IL S.S. DALAI LAMA PARLA AI SOCI DELL’ASSOCIAZIONE ITALIA-TIBET

La mattina del 15 ottobre 2006, il Dalai Lama ha ricevuto in udienza privata un folto gruppo di soci dell’Associazione Italia-Tibet. Riportiamo la trascrizione delle sue parole, in risposta alla domanda che il presidente Günther Cologna ha formulato a nome di tutti i presenti.
Domanda

dalai_lama_udienza_15.10.06_-1A nome dei soci dell’Associazione Italia-Tibet desidero anzitutto porgere a Sua Santità un caldo benvenuto e ringraziarLa per averci concesso l’opportunità di questa udienza. Oggi, solo una parte dei soci è presente ma il loro numero è in continuo aumento a riprova che il problema del Tibet è ben radicato nel cuore e nella mente degli italiani.
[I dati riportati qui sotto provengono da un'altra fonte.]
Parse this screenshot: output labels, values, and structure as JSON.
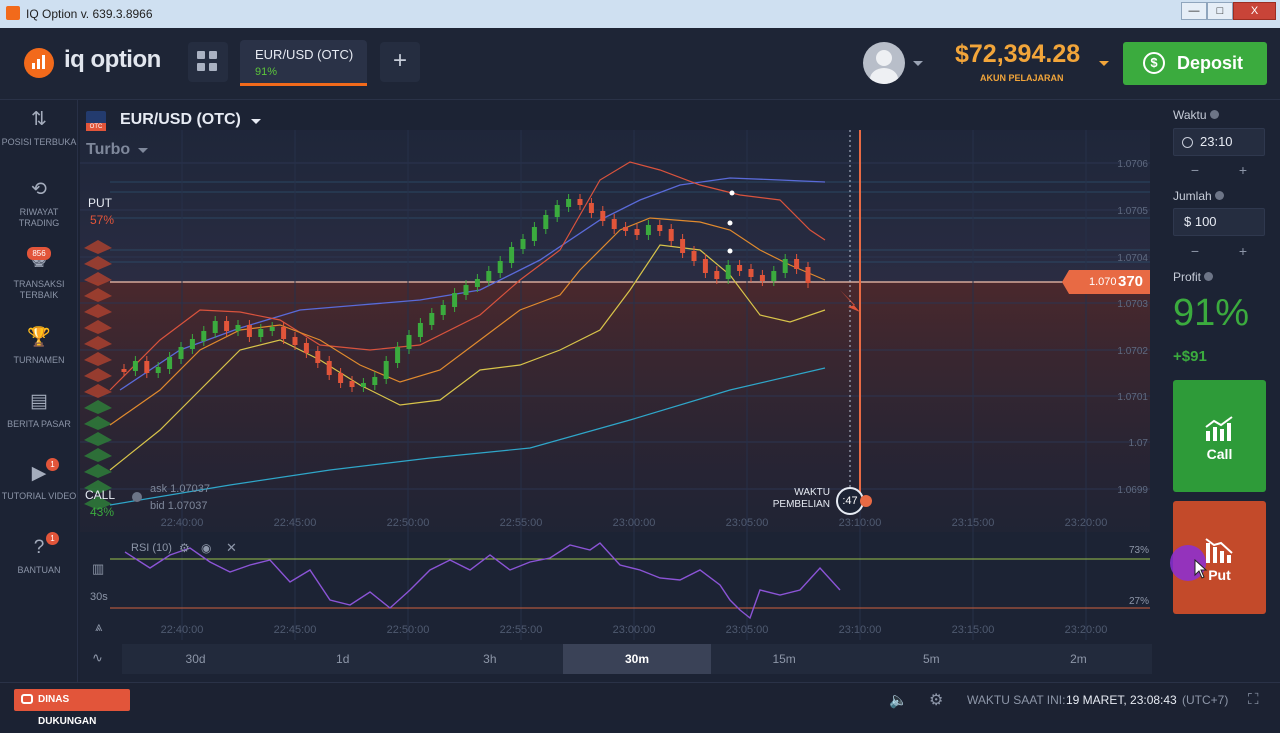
{
  "window": {
    "title": "IQ Option v. 639.3.8966",
    "minimize": "—",
    "maximize": "□",
    "close": "X"
  },
  "header": {
    "logo_text": "iq option",
    "tab": {
      "name": "EUR/USD (OTC)",
      "percent": "91%"
    },
    "add_tab": "+",
    "balance": "$72,394.28",
    "account_type": "AKUN PELAJARAN",
    "deposit_label": "Deposit"
  },
  "sidebar": {
    "items": [
      {
        "label": "POSISI TERBUKA",
        "icon": "arrows-updown-icon",
        "glyph": "⇅"
      },
      {
        "label": "RIWAYAT TRADING",
        "icon": "history-icon",
        "glyph": "⟲"
      },
      {
        "label": "TRANSAKSI TERBAIK",
        "icon": "top-trades-icon",
        "glyph": "♚",
        "badge": "856"
      },
      {
        "label": "TURNAMEN",
        "icon": "trophy-icon",
        "glyph": "🏆"
      },
      {
        "label": "BERITA PASAR",
        "icon": "news-icon",
        "glyph": "▤"
      },
      {
        "label": "TUTORIAL VIDEO",
        "icon": "play-icon",
        "glyph": "▶",
        "badge": "1"
      },
      {
        "label": "BANTUAN",
        "icon": "help-icon",
        "glyph": "?",
        "badge": "1"
      }
    ]
  },
  "chart": {
    "asset": "EUR/USD (OTC)",
    "asset_flag": "OTC",
    "mode": "Turbo",
    "put_label": "PUT",
    "put_pct": "57%",
    "call_label": "CALL",
    "call_pct": "43%",
    "ask": "ask 1.07037",
    "bid": "bid 1.07037",
    "price_tag_small": "1.070",
    "price_tag_big": "370",
    "price_levels": [
      "1.0706",
      "1.0705",
      "1.0704",
      "1.0703",
      "1.0702",
      "1.0701",
      "1.07",
      "1.0699"
    ],
    "time_labels": [
      "22:40:00",
      "22:45:00",
      "22:50:00",
      "22:55:00",
      "23:00:00",
      "23:05:00",
      "23:10:00",
      "23:15:00",
      "23:20:00"
    ],
    "purchase_label_1": "WAKTU",
    "purchase_label_2": "PEMBELIAN",
    "countdown": ":47",
    "rsi_label": "RSI (10)",
    "rsi_upper": "73%",
    "rsi_lower": "27%",
    "tool_interval": "30s",
    "timeframes": [
      "30d",
      "1d",
      "3h",
      "30m",
      "15m",
      "5m",
      "2m"
    ],
    "active_timeframe": "30m",
    "colors": {
      "bull": "#3bab3e",
      "bear": "#e2553a",
      "accent": "#f26a1b"
    }
  },
  "trade_panel": {
    "time_label": "Waktu",
    "time_value": "23:10",
    "amount_label": "Jumlah",
    "amount_value": "$ 100",
    "profit_label": "Profit",
    "profit_pct": "91%",
    "profit_gain": "+$91",
    "call_label": "Call",
    "put_label": "Put",
    "minus": "−",
    "plus": "+"
  },
  "footer": {
    "support_label": "DINAS DUKUNGAN",
    "time_label": "WAKTU SAAT INI:",
    "time_value": "19 MARET, 23:08:43",
    "timezone": "(UTC+7)"
  }
}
Da diciotto anni ormai sosteniamo le legittime richieste del popolo tibetano attraverso numerose iniziative a livello locale, nazionale e internazionale, molto spesso lavorando in stretto contatto con gli amici tibetani, soprattutto negli ultimi anni, durante la presidenza di Tashi Lama al quale va il mio ringraziamento per il suo lavoro.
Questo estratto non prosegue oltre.